Outside, new air floods him. The sky clearing its throat a long way away. And at the back of it are the last echoes of the tremors he felt at the edge of his sleep. He does not question their reality, he could not ever have dreamed such nebulous sound. He leans on the hewn wood of the hut, urinates, and then pulls on the moleskins. He lifts a lantern from under the lip of the hut and lights it, moving like a honey badger in the darkness, his muscles dense and stocky. On his shoulder a tattoo ignites, indigo blue. Old enough, weathered enough, that it is beginning to spread through the skin, letting out colour past its own borders. The shoulder lifts ink as it pushes up the lantern. In this opaque, oily glow, the light from the moon might be wasted, but still it drifts from behind the full clouds. Enough for the man to see the outlines in the distance, trees, mountains, the motionless road. He cocks a head, as if to gather more sound, and turns into the woods, pine needles bristling under the soles of his feet. Free of the line of men he moves fast, swinging between the columns of fragrant pine and spruce. The path almost doubles back at one point where the wood pinches in. He cuts through the twist of fairytale branches to join it ahead. Past the split tree three-quarters of the way in, where a man has tucked a small bottle of Rot under the bark for his workmate to collect as he passes. Such narcotics and poteens are illegal in the encampment, and cannot be risked passing within the huts. Sky up ahead. The trees fall away.

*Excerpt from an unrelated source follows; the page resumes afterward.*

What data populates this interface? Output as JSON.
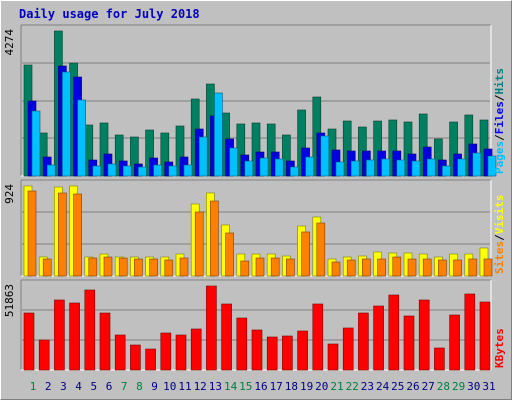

The halo of light from the lantern finds the body before the man does, at the edge of the wood, next to the dam site. There is bitter smoke. A fire has been left to die, streaking into the earth as the blast pushed past. Dry grass has been scorched.
In the yellow light over her she is a terrible mess of flesh and bone. Around her there is also prolific destruction. The smoking, ragged-black wall of the outer dam. Burnt grass. The trees have been unearthed, blasted full of rock. And against an untouched piece of wall is one impossibly lit candle, to the right of the yawning hole. The explosion, blanketed and dampened by the thick woods, flung back on itself, has brought down most of the smaller buildings on the site, and upended the boards set over the mud. His eye plots the incident.

He looks into the pool of light again. It is as if the man has been privy to the worst kind of killing in his lifetime and has within him a source of power to look at her. Though his eyes remain quick, a brevity of assessment. There is still beauty to her, the shapes she has made. The dress is purple with blood. She has no face. Though blue-blonde hair has disguised the damage to one side, masking it. The arms scarcely belong to the rest of her. Fuse wire has become part of her stomach, snaring into her ribcage. She is a broken marionette. Eight feet away from her a broken detonator lies on its side. Ticking bubbles of liquid leave her chest, but it is simply the spirit-levelling of fluids in her body. She is dead.